Vendredi 31 janvier 2020

« Le consentement »
Vanessa Springora

Le consentement !

J’entends les protestations : « Alain ce mot n’est pas nouveau ! »

Ce n’est pas faux !

Le « consentement » est le substantif issu du verbe « consentir » qui lui-même vient du latin consentire « être d’accord avec ».

Le <dictionnaire> du CNRS fait remonter à la deuxième moitié du XIIème siècle l’introduction du mot « consentement » dans la langue française. Il est donc vrai qu’il ne date pas d’hier.

Il présente cependant une brûlante actualité. Actualité liée au livre écrit par  Vanessa Springora : « Le consentement » et paru début janvier 2020.

Mais selon moi, plus largement, c’est la pleine conscience de la signification de ce mot dans le domaine des relations sexuelles qui donne son actualité à ce mot et justifie que je l’utilise en exergue.

Le mouvement « #metoo » « moi aussi » a pris son envol, en octobre 2017, après la dénonciation par des actrices du comportement prédateur sexuel du puissant producteur de cinéma américain Harvey Weinstein. C’est l’actrice américaine Alyssa Milano qui a proposé de partager les témoignages de violences sexuelles et de la violence contre les femmes dans différents milieux, sous le hashtag « #MeToo ». Il semble que ce « mot de ralliement » autour des violences sexuelles à l’encontre des femmes existait depuis 2007.

La grande historienne de l’Histoire des Femmes, Michelle Perrot qui vient de publier un ouvrage de 1000 pages que j’ai offert à Annie  : « Le chemin des femmes » dit :

« #MeToo, puisque c’est à cela que vous faites allusion, je pense que c’est un événement.
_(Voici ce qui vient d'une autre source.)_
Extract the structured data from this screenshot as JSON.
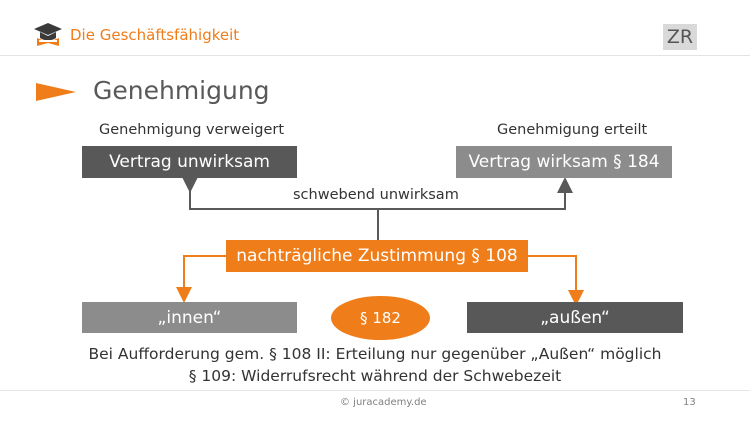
{
  "header": {
    "title": "Die Geschäftsfähigkeit",
    "badge": "ZR"
  },
  "section": {
    "title": "Genehmigung"
  },
  "diagram": {
    "left_caption": "Genehmigung verweigert",
    "right_caption": "Genehmigung erteilt",
    "left_box": "Vertrag unwirksam",
    "right_box": "Vertrag  wirksam § 184",
    "bracket_label": "schwebend unwirksam",
    "center_box": "nachträgliche Zustimmung § 108",
    "inner_box": "„innen“",
    "outer_box": "„außen“",
    "oval": "§ 182"
  },
  "notes": [
    "Bei Aufforderung gem. § 108 II: Erteilung nur gegenüber „Außen“ möglich",
    "§ 109: Widerrufsrecht während der Schwebezeit"
  ],
  "footer": {
    "copyright": "© juracademy.de",
    "page_number": "13"
  },
  "colors": {
    "accent": "#ef7d1a",
    "dark_box": "#585858",
    "gray_box": "#8c8c8c",
    "line_gray": "#595959"
  },
  "icons": {
    "logo": "graduation-cap-book-icon",
    "pointer": "triangle-pointer-icon"
  }
}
Une révolution, je n’irai pas jusque-là, parce les révolutions ne se font pas comme ça : les rapports entre hommes et femmes sont issus de si vieilles structures que l’on ne les bouleverse pas si facilement. Mais c’est un événement. Dans « Me Too » les deux mots sont très importants. « Me », moi. Chacune des femmes concernées se dit : ça m’est arrivé à moi. « Too », aussi. Les autres aussi. Je ne suis pas seule, ce qui m’est arrivé n’est pas une histoire sur laquelle je ne dois rien dire parce que c’est honteux et que je suis seule. Non, c’est arrivé à beaucoup d’autres que moi.

#MeToo, c’est une histoire du corps des femmes. Le corps des femmes est au cœur du mouvement de libération depuis les années 1970. Une des devises de ce mouvement était : « notre corps, nous-mêmes.» C’était le droit à l’avortement et à la contraception, qui avait été acquise par la loi de 1967.  »

Vous lirez cela dans une interview sur le site de Mediapart : « Le silence sur les femmes m’est apparu incroyable : plongées dans l’obscurité »

Ce mouvement « #MeToo » s’est développé à l’échelle internationale et a libéré la parole des femmes.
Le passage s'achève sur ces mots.